Two hour pool sessions are long enough. After two hours, you get cold, your attention span drops and you get tired. Also with two hour sessions, you get more practice putting your equipment together and taking it apart. An added advantage of stretching your course out over 3 to 4 weeks is you move what you've learned from short term memory to long term.
I'm under the impression that you've completed all your pool work. I sincerely hope that's not true. Six hours is not enough time to adequately learn to dive. If you learned 30 skills, that means you had an average of 12 minutes for each. That includes your instructor explaining the skill, then demonstrating the skill, then you learning it and practicing. While some skills can be taught quite easily in 12 minutes, most require more practice time than this.
Conclusion: Don't give up on SCUBA, instead fire your instructor.
RV6Pilot:We spent a total of almost 6 hours in the pool and completed 30 different tasks within that time.
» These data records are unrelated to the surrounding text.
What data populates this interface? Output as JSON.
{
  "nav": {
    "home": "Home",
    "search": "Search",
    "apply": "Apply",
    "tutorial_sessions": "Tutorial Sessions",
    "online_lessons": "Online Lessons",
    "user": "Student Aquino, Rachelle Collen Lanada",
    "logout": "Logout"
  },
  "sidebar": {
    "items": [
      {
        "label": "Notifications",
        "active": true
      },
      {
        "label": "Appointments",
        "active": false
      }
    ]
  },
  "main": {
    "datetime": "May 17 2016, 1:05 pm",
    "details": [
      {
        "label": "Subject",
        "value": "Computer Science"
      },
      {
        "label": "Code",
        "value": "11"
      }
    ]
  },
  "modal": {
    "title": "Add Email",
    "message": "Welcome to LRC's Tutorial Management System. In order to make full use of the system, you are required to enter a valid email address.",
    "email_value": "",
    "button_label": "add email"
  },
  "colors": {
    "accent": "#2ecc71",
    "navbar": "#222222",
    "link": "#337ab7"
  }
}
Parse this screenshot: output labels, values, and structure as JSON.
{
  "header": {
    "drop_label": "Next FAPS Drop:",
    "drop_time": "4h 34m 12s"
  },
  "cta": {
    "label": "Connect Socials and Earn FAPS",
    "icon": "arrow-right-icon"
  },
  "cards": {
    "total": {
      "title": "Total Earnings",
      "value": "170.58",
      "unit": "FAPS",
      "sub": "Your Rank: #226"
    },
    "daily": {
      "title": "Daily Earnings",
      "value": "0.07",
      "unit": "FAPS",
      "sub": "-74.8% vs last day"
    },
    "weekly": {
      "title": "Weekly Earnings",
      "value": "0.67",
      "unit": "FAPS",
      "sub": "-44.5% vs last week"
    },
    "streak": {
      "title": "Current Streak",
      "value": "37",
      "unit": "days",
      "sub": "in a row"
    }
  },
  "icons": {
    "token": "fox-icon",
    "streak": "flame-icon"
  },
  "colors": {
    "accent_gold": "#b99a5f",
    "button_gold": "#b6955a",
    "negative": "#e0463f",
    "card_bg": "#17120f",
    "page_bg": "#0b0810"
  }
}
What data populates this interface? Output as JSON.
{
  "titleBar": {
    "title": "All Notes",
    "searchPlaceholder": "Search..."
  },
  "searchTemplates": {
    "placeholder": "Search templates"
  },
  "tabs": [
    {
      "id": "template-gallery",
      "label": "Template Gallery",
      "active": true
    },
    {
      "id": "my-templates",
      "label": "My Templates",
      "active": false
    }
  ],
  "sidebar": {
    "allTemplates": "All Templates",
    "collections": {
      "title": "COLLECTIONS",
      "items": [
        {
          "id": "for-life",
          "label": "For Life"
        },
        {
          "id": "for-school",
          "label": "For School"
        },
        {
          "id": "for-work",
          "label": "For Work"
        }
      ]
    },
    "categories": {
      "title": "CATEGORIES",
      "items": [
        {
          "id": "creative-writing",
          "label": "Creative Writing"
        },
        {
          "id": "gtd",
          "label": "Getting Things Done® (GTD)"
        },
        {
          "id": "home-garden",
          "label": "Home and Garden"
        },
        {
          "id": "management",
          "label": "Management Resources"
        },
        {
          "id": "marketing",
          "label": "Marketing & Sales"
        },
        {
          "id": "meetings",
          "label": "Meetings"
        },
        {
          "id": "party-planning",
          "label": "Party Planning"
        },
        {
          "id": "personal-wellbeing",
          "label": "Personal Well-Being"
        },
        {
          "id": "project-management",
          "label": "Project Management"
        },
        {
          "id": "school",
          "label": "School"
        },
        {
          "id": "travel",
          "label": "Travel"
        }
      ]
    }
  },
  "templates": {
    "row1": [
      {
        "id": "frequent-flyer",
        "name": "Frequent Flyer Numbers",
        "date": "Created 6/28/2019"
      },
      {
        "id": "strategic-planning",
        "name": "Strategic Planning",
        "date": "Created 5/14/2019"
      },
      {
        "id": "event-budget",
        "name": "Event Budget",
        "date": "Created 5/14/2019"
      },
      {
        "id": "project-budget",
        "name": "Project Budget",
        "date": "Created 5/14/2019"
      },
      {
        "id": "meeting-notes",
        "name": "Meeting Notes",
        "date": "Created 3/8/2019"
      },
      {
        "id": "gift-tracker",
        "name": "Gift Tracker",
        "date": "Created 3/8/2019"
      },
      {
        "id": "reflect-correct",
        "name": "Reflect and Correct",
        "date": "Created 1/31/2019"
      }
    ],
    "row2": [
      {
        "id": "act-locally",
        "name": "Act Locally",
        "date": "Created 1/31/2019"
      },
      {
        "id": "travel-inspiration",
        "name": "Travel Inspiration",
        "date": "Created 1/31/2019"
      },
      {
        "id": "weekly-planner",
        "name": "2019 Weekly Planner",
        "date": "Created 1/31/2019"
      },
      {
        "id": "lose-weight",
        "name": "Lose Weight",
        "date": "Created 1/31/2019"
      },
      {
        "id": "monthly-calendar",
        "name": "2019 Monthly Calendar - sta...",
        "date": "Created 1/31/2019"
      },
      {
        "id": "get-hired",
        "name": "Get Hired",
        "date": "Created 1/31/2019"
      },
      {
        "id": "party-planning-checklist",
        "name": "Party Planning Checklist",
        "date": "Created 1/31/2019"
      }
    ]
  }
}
Pilot,RV6Pilot:1) Is one day enough time to learn 30 different skills? I do not think so. My life depends on knowing these skills and I am not sure I could remember half.
I just completed the pool work for my OW cert, and will complete my OW class with quarry dives in April. Pool work was completed in 2 days, 5-6 hours of pool time each day. But I never felt rushed, as if we were being pushed thru skills. If it took 30 minutes for us to confidently complete a skill, that's what it took...no pressure to get done, no clockwatching. Further, we will be doing a refresher the week before our oopen water dives. I was also tired at end of day. What I did learn, was that SCUBA is a sport, and you need to be in shape to participate. Absolutely, question your LDS or instructor if you are not comfortable with the skills you "learned". But i personally felt the long pool times were actually a good eye-opener as to the physical requirements of SCUBA. Now if it would just warm up enough to finish the open water dives!gfisher4792:Holy crap! 6 hours of pool time all at once?! I agree with the above responses that 2 hours is long enough. Plus, with all the new knowledge you're getting, you need time to assimilate it, and 3 sessions is much more productive than 1 long one. I would get a new LDS/Instructor, and call and encourage your classmates to do the same.
biscuit7:cdiver2, the merits of quick certs has been debated all over this board, and I don't think the debate needs to rage on here.
RV6Pilot, if you want more pool time, you should get it. By understanding the limitations of your class as it was taught to you, you're already on your way to being a good consciencious diver. If your LDS isn't willing to provide you with additional time to practice or relearn the skills, you might want to consider going somewhere else and redoing the cert, OR getting the card and then finding somewhere and someone for more practice until you think you're ready for prime time.
Diving IS fun, that's the point, that's why we're all here, but if I had to endure a 6 hour pool session right now even KNOWING it's fun, I'd probably be feeling pretty icky as well. Don't give up on diving, give up on your training method!